29.9.14

Masks

Deitei no seu sofá e passei a olhar a janela como nunca antes. A grade e a cortina formam um grafismo charmoso na paisagem. Mas é o que tem lá fora que me atrai. Sua árvore está florida e no cantinho esquerdo, uma estrela brilha forte. Não quero ir para a cama. É estranho sem você. Meu conforto é quase como seus poemas, pacificadores de alma. E minha coerência, um desatino. Deitei no seu sofá e passei a me olhar como nunca antes. A paisagem é formada por uma estrela forte e uma agitação da alma. Isso tudo, sem você, é um completo desatino.

24.4.14

Ms. Ax

Meia-noite e ela completa 24 anos. Recebe os primeiros abraços, ainda em choque. O tempo zombou daquela cara branca e voou. Está upset, sem mais.

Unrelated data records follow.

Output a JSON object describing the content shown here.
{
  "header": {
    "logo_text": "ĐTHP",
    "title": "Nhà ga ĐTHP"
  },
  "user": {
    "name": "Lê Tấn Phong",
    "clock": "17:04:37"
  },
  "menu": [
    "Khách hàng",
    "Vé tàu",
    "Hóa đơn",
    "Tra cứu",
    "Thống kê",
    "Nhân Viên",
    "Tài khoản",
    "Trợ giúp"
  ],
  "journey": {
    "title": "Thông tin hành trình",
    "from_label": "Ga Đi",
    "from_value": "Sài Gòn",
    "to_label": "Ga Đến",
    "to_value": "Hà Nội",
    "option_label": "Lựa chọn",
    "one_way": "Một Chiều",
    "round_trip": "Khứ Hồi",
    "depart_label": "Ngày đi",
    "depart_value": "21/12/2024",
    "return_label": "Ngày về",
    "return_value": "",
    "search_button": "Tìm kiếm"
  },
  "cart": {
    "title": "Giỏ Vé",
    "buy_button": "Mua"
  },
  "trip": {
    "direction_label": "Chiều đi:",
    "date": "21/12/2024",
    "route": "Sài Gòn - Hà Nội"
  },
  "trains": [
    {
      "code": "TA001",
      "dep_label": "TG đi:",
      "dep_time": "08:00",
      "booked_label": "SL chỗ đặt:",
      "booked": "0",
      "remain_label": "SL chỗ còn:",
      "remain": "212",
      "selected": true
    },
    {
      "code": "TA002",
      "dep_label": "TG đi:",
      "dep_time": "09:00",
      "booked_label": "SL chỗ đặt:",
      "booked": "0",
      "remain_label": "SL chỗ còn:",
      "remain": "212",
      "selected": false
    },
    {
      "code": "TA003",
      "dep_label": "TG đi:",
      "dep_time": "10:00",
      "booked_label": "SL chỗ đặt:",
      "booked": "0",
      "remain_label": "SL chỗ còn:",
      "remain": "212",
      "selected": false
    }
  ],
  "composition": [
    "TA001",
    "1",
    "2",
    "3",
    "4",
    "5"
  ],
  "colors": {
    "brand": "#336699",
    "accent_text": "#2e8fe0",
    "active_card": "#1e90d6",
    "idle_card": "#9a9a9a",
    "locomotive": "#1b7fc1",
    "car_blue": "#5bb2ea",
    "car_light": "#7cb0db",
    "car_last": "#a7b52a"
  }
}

Ms. Ax não guarda qualquer lembrança da época antes dos 6 anos. Tenta montar alguma cena na cabeça por fotos ou filmagens tremidas, mas soa falso. Depois disso, a memória coleciona histórias, mais alheias do que dela. Pode contar nos dedos: um amor de infância, duas viagens, algumas flores e... peraí, não consegue se lembrar de nada (de novo). Vive em uma crise existencial constante, como se ainda fosse a menininha deitada no divã aos 11. "Pra quê aprender tudo isso se a gente morre?"

Ms. Ax quer que a noite se prolongue um pouco mais, a coberta esteja com cheiro de amaciante e que um cotonete fique sempre por perto. Há muito, sustenta o hábito de tomar banho quente e, em seguida, pentear o cabelo para trás -- do mesmo jeito que a avó fazia. Pijama é tradição e cara limpa no reflexo do espelho também. Boa comida, boa bebida, como uma boa taurina.

Ms. Ax gosta da incoerência de textos e subverter o sistema e as palavras. É uma fraude. Disso, inclusive, é a única certeza que lhe ronda. Grita e esperneia para ser diferente, mas no fundo (e nem precisa cavar muito) só quer deitar em uma rede e deixar o pau quebrar. Ela quer começar uma prosa com aspas, fazer as pazes com o gerúndio, abusar das reticências e arrancar do peito a marca do "não pode". Trabalha menos, lê menos, sorri menos do que pensam.

Ms. Ax sonha quase todos os dias com o mar. Raros são os sonhos que consegue chegar até ele. Na verdade, é a água que a persegue em sonho. Cachoeira, rio, piscina, praia... Estão por lá, esperando o toque da moça. Participa de outro mundo quando dorme e essa aventura de toda noite é desgastante devido as crises de sonambulismo. Estão explicadas as olheiras.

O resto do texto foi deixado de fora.